Despite having abundant low-skill labour and resources the low-skill manufacturing export is very low whereas high-skill manufacturing and services have been high and increasing. One of the vulnerabilities of over-reliance in the export of high-skill manufacturing goods and services is the supply and availability of skilled labour which is limited making the reliance unsustainable over the medium term.

Utilizing High Skill labour has outperformed those needing Low Skill labour. Major export from high-skill manufacturing goods and services despite having an abundant supply of low-skill labour. One would have expected more low-skill manufactured goods like textiles, garments, footwear, leather goods, agricultural products etc.

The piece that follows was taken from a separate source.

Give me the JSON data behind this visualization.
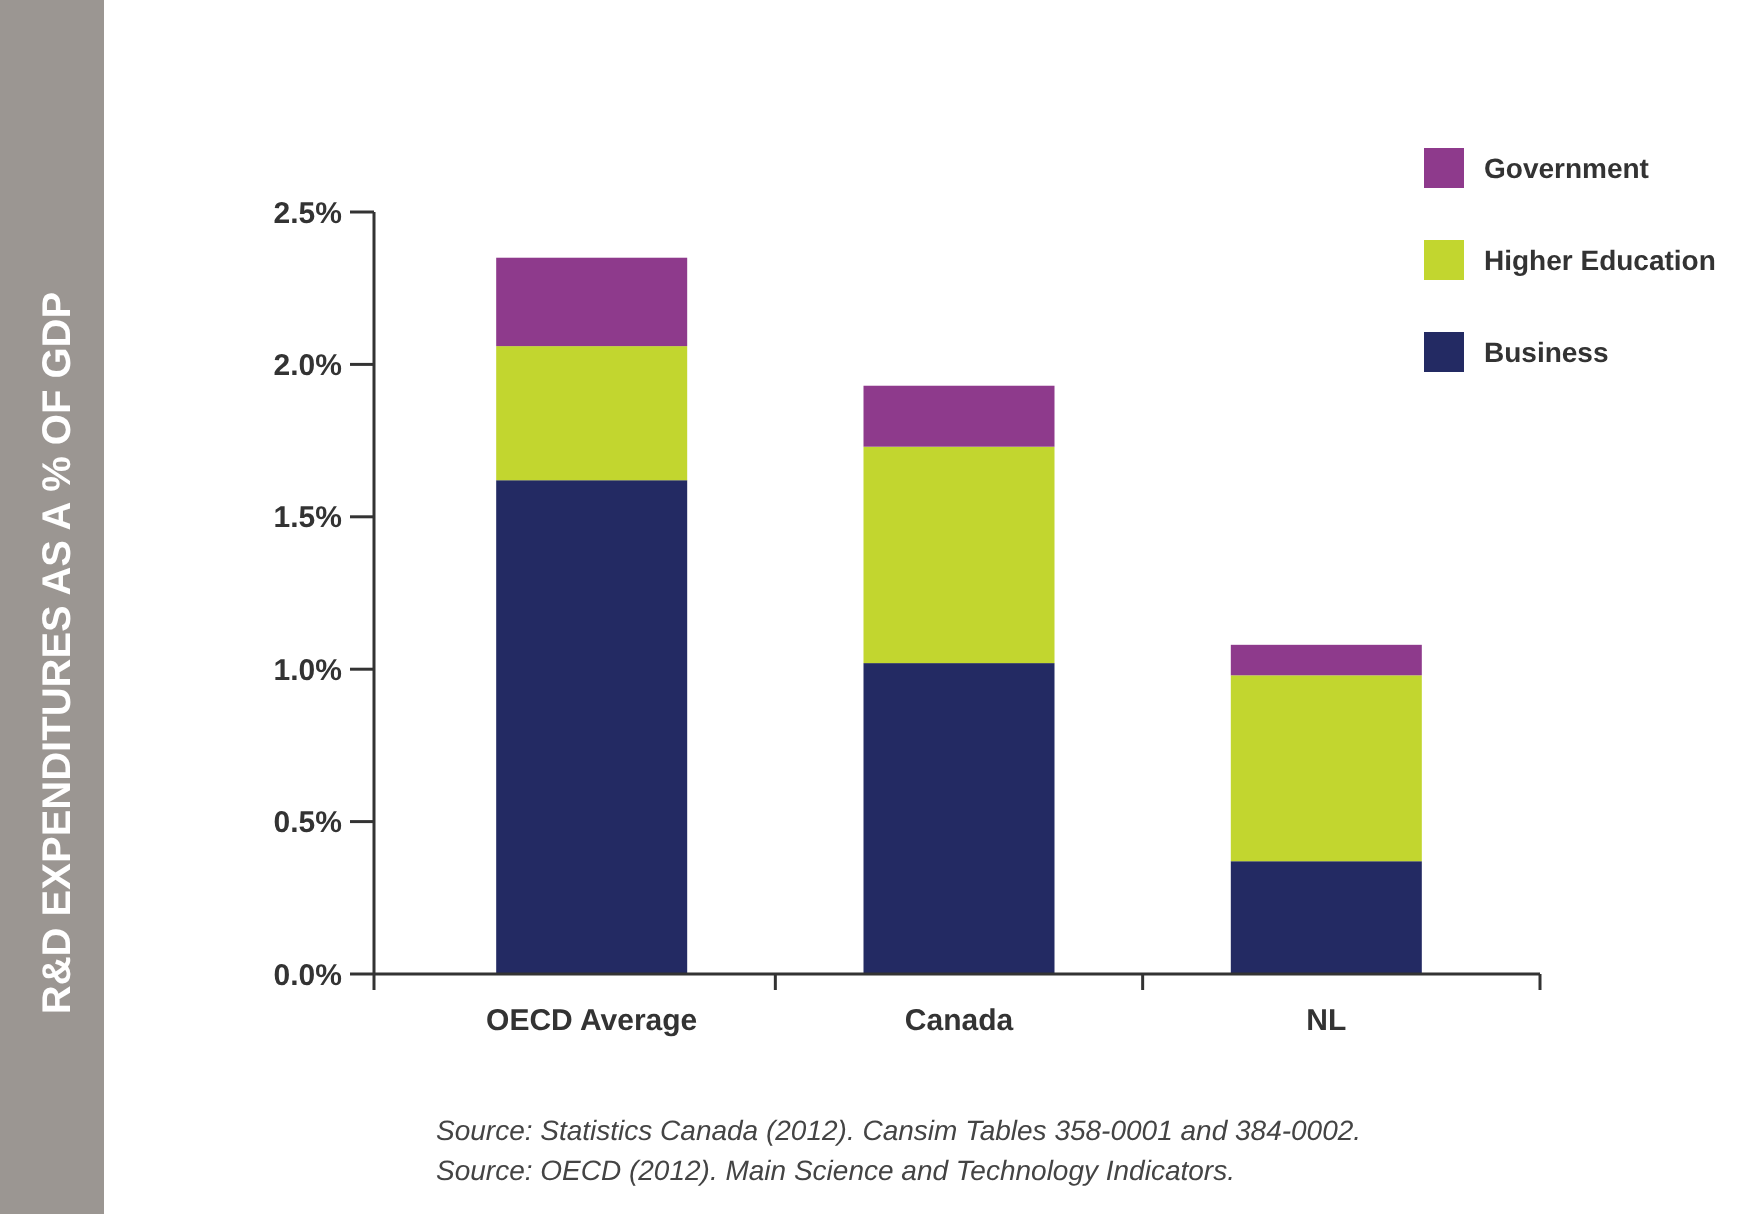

Given India’s large population and endowed with relatively unskilled labour it would be expected that India’s presence in unskilled labour manufacturing would be broadly commensurate with those endowments. For checking whether India’s low-skilled manufacturing goods are proportional to its share of global low-skill labour a like-to-like comparison of 50 major low and middle-income exporting countries' production of low-skill manufacturing was done. The results revealed that if India were to produce in line with its labour force the size of the domestic textiles and garment sector should have been $174 bn. Actual production was $34 bn thereby missing out on $140 bn worth of production with its impact on GDP. A similar exercise on exports revealed a missing export of $60 bn. There are corresponding figures in the case of leather products, footwear and agricultural products which are not considered in the report. This is a severe indictment of India’s business model where despite being endowed with a demographic advantage we have let go of the opportunity.  Bangladesh and Vietnam roughly export in line with their endowments and have been doing so since 1995.  

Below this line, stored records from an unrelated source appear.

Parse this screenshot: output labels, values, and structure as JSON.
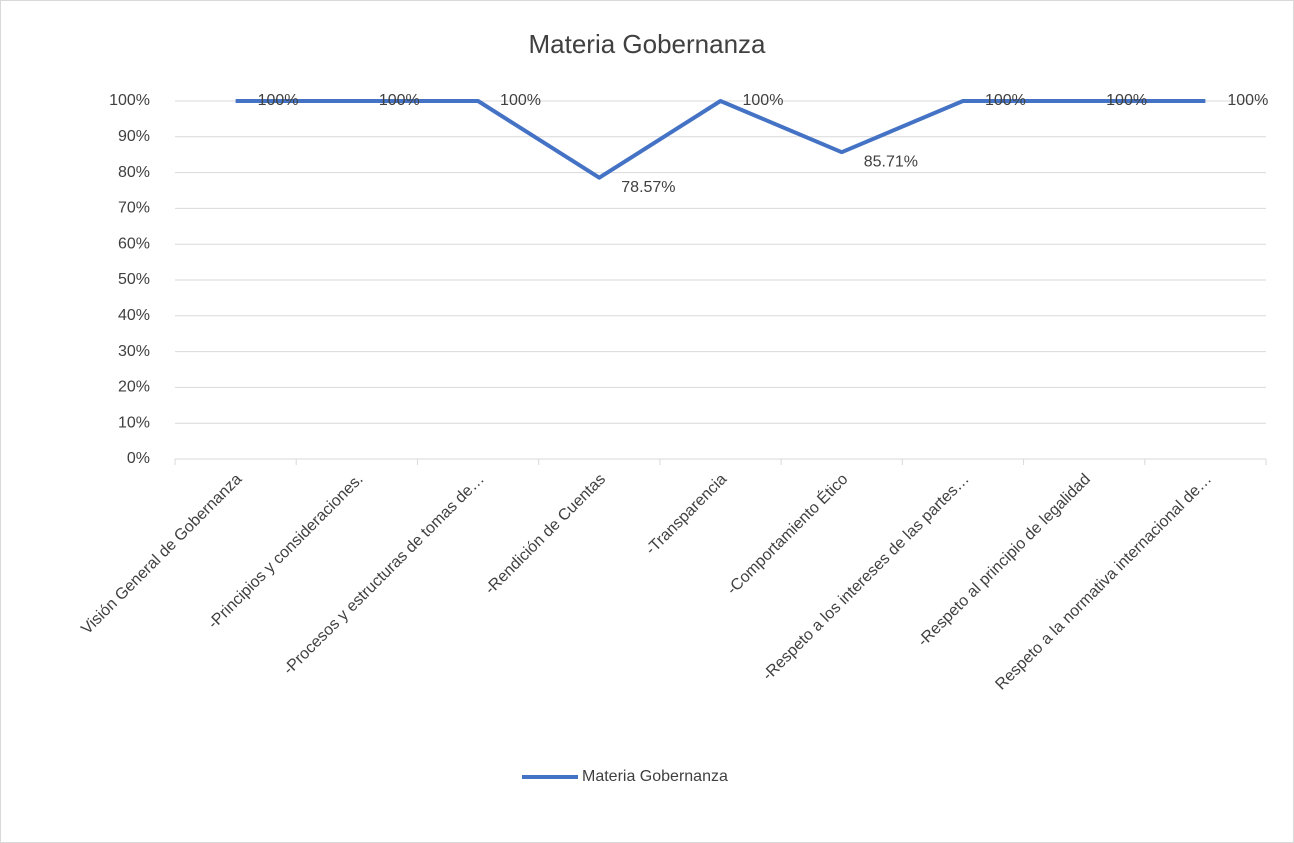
{
  "chart_data": {
    "type": "line",
    "title": "Materia Gobernanza",
    "categories": [
      "Visión General de Gobernanza",
      "-Principios y consideraciones.",
      "-Procesos y estructuras de tomas de…",
      "-Rendición de Cuentas",
      "-Transparencia",
      "-Comportamiento Ético",
      "-Respeto a los intereses de las partes…",
      "-Respeto al principio de legalidad",
      "Respeto a la normativa internacional de…"
    ],
    "series": [
      {
        "name": "Materia Gobernanza",
        "color": "#4472c4",
        "values": [
          100,
          100,
          100,
          78.57,
          100,
          85.71,
          100,
          100,
          100
        ],
        "value_labels": [
          "100%",
          "100%",
          "100%",
          "78.57%",
          "100%",
          "85.71%",
          "100%",
          "100%",
          "100%"
        ]
      }
    ],
    "ylim": [
      0,
      100
    ],
    "yticks": [
      {
        "value": 0,
        "label": "0%"
      },
      {
        "value": 10,
        "label": "10%"
      },
      {
        "value": 20,
        "label": "20%"
      },
      {
        "value": 30,
        "label": "30%"
      },
      {
        "value": 40,
        "label": "40%"
      },
      {
        "value": 50,
        "label": "50%"
      },
      {
        "value": 60,
        "label": "60%"
      },
      {
        "value": 70,
        "label": "70%"
      },
      {
        "value": 80,
        "label": "80%"
      },
      {
        "value": 90,
        "label": "90%"
      },
      {
        "value": 100,
        "label": "100%"
      }
    ],
    "grid": true,
    "legend": "bottom"
  }
}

Between 1995 and 2018 India ranked third in the world in terms of manufacturing export growth behind China and Vietnam growing at an annual average of 13.4% against China’s 15%, The growth came about not just through services but also the manufacturing exports which grew by an average 12.1% annually. During this period Vietnam locked an overall growth of slightly over 15% with manufacturing exports alone clocking close to 20% far outstripping even China

India’s export performance is services-driven and not driven by manufacturing. Exports have been highly correlated with and critical to India’s growth over the last three decades. India has turned inward and has gone for protectionism. The policy towards development strategy is through import substitution which has been sustained through tariff increases in the region of 5% over the last few years affecting India’s cost competitiveness.

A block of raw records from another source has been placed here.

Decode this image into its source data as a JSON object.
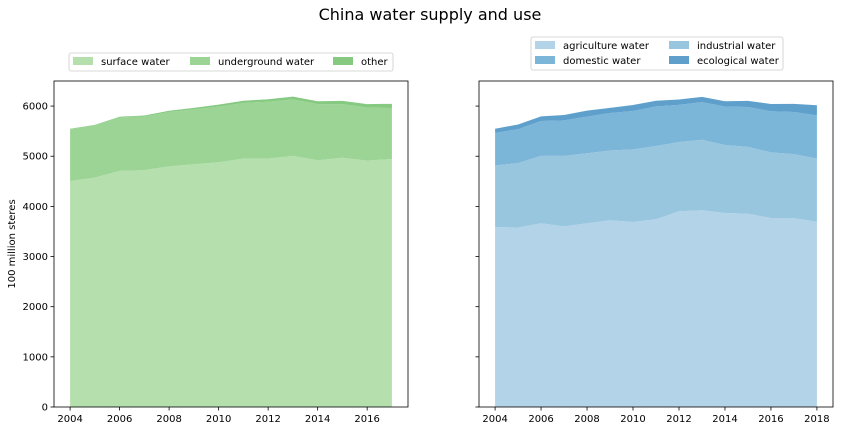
{
  "figure": {
    "title": "China water supply and use"
  },
  "chart_data": [
    {
      "type": "area",
      "stacked": true,
      "title": "",
      "xlabel": "",
      "ylabel": "100 million steres",
      "x": [
        2004,
        2005,
        2006,
        2007,
        2008,
        2009,
        2010,
        2011,
        2012,
        2013,
        2014,
        2015,
        2016,
        2017
      ],
      "xticks": [
        2004,
        2006,
        2008,
        2010,
        2012,
        2014,
        2016
      ],
      "yticks": [
        0,
        1000,
        2000,
        3000,
        4000,
        5000,
        6000
      ],
      "xlim": [
        2003.35,
        2017.65
      ],
      "ylim": [
        0,
        6500
      ],
      "legend": {
        "placement": "top-center",
        "columns": 3
      },
      "series": [
        {
          "name": "surface water",
          "color": "#b5e0ad",
          "values": [
            4505,
            4573,
            4707,
            4723,
            4797,
            4839,
            4881,
            4953,
            4953,
            5007,
            4921,
            4970,
            4912,
            4945
          ]
        },
        {
          "name": "underground water",
          "color": "#9bd495",
          "values": [
            1033,
            1039,
            1066,
            1070,
            1085,
            1095,
            1107,
            1109,
            1134,
            1126,
            1117,
            1069,
            1057,
            1017
          ]
        },
        {
          "name": "other",
          "color": "#86c981",
          "values": [
            10,
            12,
            15,
            20,
            26,
            30,
            40,
            45,
            50,
            55,
            57,
            64,
            71,
            83
          ]
        }
      ]
    },
    {
      "type": "area",
      "stacked": true,
      "title": "",
      "xlabel": "",
      "ylabel": "",
      "x": [
        2004,
        2005,
        2006,
        2007,
        2008,
        2009,
        2010,
        2011,
        2012,
        2013,
        2014,
        2015,
        2016,
        2017,
        2018
      ],
      "xticks": [
        2004,
        2006,
        2008,
        2010,
        2012,
        2014,
        2016,
        2018
      ],
      "xlim": [
        2003.3,
        2018.7
      ],
      "ylim": [
        0,
        6500
      ],
      "legend": {
        "placement": "top-center",
        "columns": 2
      },
      "series": [
        {
          "name": "agriculture water",
          "color": "#b3d3e8",
          "values": [
            3586,
            3580,
            3664,
            3602,
            3663,
            3723,
            3689,
            3743,
            3903,
            3922,
            3869,
            3852,
            3768,
            3766,
            3693
          ]
        },
        {
          "name": "industrial water",
          "color": "#98c6df",
          "values": [
            1229,
            1285,
            1344,
            1404,
            1397,
            1391,
            1447,
            1462,
            1380,
            1406,
            1356,
            1335,
            1308,
            1277,
            1262
          ]
        },
        {
          "name": "domestic water",
          "color": "#7bb5d8",
          "values": [
            651,
            675,
            694,
            710,
            729,
            748,
            766,
            790,
            740,
            750,
            767,
            794,
            822,
            838,
            860
          ]
        },
        {
          "name": "ecological water",
          "color": "#5e9fcc",
          "values": [
            82,
            93,
            93,
            105,
            120,
            103,
            120,
            112,
            109,
            106,
            103,
            123,
            143,
            162,
            201
          ]
        }
      ]
    }
  ]
}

Since the 1990s India has been one of the most successful exporters, the most successful period coming in the first decade of the current century no doubt aided by the Y2K problem. Thus, on the one hand, we are the third best in the world in terms of overall export performance while simultaneously failing to take advantage of the abundant unskilled labour availability leading to missed opportunities for economic activity. 

CONCLUSION

A cautious conclusion is that the ability of India’s export growth to outpace that of the rest of the world will be increasingly constrained. Both exports of manufacturing and services are skill intensive and becoming more so if the quality and quantity of skill available to the economy starts slowing down

The inability to export unskilled manufacturing is an indictment but is equally an opportunity to increase the export numbers overall, thus increasing the per capita.